Horloge

casioHorloge

 

Het woord horloge wordt in het woordenboek van Dale omschreven als volgt:
hor.lo.ge (het~;~s) 0.1 uurwerk, vooral zakuurwerk of polshorloge *2.1 een analoog~ dat de tijd aangeeft d.m.v. wijzers; een digitaal~ dat de tijd in cijfers aangeeft; een staand~ staande klok.
In de omgangstaal denken wij bij het woord horloge meestal alleen aan een uurwerk dat met een bandje om je linkerpols zit.
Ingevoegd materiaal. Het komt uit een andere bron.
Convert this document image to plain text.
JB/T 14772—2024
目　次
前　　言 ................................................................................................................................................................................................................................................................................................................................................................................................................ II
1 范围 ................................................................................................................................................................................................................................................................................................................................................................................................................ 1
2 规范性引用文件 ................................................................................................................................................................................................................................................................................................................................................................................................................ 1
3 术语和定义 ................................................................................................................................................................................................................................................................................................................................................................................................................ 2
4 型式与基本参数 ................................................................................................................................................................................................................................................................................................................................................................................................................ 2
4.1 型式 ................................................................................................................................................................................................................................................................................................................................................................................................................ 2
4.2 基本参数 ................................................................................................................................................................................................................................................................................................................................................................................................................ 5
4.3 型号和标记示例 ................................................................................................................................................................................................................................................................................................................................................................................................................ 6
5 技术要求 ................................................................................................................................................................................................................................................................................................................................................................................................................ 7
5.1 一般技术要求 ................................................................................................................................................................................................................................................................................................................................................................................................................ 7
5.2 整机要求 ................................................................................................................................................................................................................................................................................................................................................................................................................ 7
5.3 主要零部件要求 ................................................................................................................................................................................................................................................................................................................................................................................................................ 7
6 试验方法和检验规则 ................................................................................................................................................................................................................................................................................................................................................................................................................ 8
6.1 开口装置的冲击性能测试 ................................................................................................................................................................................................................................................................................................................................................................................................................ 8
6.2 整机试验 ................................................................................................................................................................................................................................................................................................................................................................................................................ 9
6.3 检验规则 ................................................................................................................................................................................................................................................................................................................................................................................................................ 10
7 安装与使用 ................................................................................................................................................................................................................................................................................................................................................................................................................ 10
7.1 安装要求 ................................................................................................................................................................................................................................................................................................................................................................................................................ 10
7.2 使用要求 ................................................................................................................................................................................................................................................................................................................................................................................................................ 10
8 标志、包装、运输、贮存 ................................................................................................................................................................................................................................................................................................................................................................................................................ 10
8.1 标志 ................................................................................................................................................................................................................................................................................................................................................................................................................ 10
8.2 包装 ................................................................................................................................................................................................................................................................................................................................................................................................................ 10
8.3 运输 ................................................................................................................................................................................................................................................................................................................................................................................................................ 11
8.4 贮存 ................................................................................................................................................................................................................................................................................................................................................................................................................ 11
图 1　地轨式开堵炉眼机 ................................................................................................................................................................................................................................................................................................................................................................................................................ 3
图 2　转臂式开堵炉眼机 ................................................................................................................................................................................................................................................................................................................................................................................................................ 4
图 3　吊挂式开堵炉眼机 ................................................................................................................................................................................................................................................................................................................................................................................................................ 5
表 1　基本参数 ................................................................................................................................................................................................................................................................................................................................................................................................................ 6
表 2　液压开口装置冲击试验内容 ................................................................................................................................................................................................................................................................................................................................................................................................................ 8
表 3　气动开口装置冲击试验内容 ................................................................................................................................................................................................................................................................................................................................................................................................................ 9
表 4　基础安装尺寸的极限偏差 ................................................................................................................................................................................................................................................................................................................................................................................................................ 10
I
In de huidige moderne tijd is een horloge eigenlijk overbodige luxe. Een klokje zit ook in je smartphone of gsm waar je vrijwel continu mee in je handen staat. Maar toch is een horloge om je pols helemaal hip! Een exemplaar met oude techniek, waar je aan een knopje moet draaien om het aan de gang te houden is helemaal opwindend. Hou het maar eens tegen je oor en geniet van dat getik. Maar ook met zo’n platte digitale ben je helemaal bij de tijd.

Je kent het spreekwoord ‘kleren maken de man’. Daar zit wat in, echter het horloge dat hij draagt maakt het af. En voor dames is dat idemdito; oorbellen, allerhande sieraden en make-up, daar hoort ook een fraai horloge bij.